The hours between 6:30 and 7:30 are pretty quiet on the road I drive.   There are a few other early morning commuters like me, but the majority of the traffic is transport trucks.  There are the usual chip trucks, and other multi-axled delivery vehicles working hard to keep our consumer society happy.  What has struck me though, since the first day almost a month ago is the number of modular homes heading east every morning.

You first know they're coming because of the flashing lights of the wide-load pilot vehicle; then comes half a house, balanced on a flat-deck, like an overweight diner perched on a picnic bench. Invariably it seems I meet them on a tight corner, or where the cliff goes straight up and straight down.  The half is closely followed by its mate and the twin pilot truck at the back, completing the parade.  There has easily been one of these almost every day, always going east.

Other evidence has made me think that somewhere to the east there is a suburb being built.  Like the baseball fan in WP Kinsella's "The Thrill of the Grass" who secretly plants real grass in Wrigley Field, I think someone is surreptitiously building a subdivision.  It isn't just the yin/yang houses but trees.  The first time I saw the massive tree on the back of a truck I had no idea what I was seeing; something big, long, and lumpy swaddled under a tarp with branches sticking out the back.  It was the third or fourth time that I realized it was a tree, or perhaps trees being transported from nursery to an adoptive home.  I can see them pandiculating as the tarp is removed and they are set into the earth to continue their lives.

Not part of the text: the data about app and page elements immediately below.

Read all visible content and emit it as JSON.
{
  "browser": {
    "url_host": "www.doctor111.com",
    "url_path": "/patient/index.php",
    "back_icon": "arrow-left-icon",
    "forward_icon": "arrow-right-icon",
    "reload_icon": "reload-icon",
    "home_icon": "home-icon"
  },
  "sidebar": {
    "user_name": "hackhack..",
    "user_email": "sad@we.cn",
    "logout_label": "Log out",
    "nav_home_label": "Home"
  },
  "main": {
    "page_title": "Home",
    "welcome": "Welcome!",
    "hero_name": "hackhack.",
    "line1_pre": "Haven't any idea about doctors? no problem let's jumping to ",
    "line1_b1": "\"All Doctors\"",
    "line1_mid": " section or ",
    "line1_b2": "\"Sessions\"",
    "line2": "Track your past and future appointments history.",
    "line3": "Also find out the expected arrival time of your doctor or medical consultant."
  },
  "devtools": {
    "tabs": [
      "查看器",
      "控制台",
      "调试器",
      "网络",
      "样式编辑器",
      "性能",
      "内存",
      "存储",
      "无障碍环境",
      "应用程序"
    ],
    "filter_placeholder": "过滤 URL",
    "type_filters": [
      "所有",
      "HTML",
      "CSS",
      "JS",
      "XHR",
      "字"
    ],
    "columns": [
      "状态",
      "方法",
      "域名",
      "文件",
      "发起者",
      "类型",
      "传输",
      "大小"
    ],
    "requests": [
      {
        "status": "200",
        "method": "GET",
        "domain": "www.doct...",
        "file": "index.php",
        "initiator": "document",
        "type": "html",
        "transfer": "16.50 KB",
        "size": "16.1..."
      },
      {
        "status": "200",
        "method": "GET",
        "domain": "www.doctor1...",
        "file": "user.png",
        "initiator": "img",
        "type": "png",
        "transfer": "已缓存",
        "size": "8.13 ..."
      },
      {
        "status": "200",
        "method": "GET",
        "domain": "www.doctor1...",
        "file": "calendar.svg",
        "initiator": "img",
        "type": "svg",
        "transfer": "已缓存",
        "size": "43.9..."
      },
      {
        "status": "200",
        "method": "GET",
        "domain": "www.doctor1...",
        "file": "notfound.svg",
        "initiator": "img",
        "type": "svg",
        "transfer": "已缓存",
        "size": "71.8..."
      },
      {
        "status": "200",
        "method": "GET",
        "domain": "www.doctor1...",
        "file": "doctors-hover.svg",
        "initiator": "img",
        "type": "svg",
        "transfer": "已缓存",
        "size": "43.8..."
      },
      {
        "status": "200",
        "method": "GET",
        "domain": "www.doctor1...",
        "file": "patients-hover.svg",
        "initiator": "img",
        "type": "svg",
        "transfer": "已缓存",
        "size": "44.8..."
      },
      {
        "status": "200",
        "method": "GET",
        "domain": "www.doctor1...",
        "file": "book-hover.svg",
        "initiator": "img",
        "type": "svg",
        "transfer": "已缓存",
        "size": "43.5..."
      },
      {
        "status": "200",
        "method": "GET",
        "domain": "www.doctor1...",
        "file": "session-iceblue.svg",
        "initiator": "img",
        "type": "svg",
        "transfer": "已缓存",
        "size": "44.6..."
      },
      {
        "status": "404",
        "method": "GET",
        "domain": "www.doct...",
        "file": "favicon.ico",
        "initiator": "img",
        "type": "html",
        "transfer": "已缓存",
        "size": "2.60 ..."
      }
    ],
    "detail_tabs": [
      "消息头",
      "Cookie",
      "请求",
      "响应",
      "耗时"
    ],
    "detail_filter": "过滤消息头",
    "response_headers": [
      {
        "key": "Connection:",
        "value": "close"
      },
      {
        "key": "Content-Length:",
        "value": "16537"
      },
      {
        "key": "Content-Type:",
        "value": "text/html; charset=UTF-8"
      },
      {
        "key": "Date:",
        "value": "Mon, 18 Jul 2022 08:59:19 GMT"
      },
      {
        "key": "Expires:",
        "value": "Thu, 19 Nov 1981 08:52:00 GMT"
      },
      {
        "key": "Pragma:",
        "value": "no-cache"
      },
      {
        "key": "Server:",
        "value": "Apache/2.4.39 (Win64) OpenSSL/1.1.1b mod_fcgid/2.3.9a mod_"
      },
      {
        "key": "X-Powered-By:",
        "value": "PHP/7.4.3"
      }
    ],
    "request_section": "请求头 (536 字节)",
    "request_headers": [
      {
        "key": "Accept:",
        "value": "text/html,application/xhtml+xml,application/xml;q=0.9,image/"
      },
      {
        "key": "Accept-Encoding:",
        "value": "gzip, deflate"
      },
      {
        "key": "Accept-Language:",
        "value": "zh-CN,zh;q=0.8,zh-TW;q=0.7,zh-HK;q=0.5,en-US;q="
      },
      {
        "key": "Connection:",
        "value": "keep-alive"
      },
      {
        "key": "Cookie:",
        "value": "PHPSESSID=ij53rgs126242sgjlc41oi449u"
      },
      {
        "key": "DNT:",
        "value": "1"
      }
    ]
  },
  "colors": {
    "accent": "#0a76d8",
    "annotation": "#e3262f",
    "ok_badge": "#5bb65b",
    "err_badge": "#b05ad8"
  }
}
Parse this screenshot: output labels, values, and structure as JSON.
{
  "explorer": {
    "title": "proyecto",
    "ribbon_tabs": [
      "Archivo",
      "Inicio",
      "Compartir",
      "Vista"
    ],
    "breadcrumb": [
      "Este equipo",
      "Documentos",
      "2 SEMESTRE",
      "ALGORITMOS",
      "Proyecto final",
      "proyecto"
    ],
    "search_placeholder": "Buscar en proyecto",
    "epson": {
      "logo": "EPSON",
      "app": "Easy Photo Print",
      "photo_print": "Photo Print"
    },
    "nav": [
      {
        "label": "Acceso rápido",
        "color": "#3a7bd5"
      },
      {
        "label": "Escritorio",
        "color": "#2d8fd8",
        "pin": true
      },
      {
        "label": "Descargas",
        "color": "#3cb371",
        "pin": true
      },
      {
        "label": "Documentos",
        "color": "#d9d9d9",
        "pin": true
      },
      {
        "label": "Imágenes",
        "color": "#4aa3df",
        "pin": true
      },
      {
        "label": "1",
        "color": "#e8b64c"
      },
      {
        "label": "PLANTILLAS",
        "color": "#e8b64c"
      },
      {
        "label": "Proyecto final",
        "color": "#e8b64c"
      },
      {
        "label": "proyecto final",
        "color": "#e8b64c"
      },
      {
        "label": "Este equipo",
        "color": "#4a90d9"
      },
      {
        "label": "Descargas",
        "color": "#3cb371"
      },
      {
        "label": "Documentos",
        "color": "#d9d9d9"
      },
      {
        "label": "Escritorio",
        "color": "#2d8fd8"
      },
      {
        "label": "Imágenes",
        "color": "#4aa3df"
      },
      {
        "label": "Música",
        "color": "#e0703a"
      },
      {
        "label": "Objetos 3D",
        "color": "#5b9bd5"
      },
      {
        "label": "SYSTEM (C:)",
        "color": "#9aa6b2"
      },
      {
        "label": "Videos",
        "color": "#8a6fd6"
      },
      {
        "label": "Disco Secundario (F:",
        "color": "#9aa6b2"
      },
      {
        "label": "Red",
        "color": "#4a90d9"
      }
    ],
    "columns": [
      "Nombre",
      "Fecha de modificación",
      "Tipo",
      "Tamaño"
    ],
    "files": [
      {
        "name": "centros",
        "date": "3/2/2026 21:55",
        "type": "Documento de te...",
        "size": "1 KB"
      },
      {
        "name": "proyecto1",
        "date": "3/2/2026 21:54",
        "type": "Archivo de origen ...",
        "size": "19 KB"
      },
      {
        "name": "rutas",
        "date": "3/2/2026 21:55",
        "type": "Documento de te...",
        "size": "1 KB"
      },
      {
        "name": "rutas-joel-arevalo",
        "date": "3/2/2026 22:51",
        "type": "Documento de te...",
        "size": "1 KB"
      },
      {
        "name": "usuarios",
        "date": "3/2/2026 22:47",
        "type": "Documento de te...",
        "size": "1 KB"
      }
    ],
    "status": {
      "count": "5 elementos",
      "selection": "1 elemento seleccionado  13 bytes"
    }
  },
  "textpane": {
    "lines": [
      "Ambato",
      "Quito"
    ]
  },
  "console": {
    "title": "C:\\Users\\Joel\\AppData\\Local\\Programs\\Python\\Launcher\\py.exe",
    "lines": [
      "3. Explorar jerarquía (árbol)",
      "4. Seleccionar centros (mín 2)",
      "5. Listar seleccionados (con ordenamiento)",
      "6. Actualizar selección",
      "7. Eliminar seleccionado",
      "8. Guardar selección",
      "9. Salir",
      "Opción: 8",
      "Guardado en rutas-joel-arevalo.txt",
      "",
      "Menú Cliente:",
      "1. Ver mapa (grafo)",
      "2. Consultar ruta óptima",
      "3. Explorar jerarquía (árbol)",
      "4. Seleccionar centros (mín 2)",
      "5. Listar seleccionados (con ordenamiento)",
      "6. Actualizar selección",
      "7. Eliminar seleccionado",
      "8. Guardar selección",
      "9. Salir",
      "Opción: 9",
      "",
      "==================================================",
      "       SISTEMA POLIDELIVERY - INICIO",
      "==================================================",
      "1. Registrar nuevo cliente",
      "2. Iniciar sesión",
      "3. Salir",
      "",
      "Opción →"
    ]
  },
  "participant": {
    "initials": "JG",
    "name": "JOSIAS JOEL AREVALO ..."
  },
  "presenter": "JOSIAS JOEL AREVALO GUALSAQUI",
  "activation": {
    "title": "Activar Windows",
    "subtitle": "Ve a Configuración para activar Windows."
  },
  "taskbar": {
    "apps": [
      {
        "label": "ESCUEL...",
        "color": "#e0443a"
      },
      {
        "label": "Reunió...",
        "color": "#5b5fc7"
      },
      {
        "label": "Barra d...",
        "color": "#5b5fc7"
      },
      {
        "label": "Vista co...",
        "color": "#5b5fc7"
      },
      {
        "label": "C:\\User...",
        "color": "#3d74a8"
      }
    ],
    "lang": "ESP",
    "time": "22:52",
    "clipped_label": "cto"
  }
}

The obvious thought would be the construction of a neighbourhood to the east, but what if it is in fact the dismantling of a neighbourhood to the west. Perhaps a house by house exodus of disaffected west-coasters who have lost their will to keep up the fight. This thought arises with the third, frequent, and modestly unusual transport load I see on a regular basis, again heading east. Flattened cars.  Every couple of days a I swap wind with a flat-deck loaded with flattened cars; their purpose made redundant only to be re-purposed in the spirit of ecology.  When I was young I remember my dad talking about going to see Sam the car crusher at work.  I don't know where the name Sam came from, but ever since then, when I drive by metallic graveyards I think of Sam and while watching this interrupted convoy I find a warm memory.  It creates a pretty interesting picture when they are all put together, the houses, the trees and the pancaked cars;  new beginnings, relocation, the end?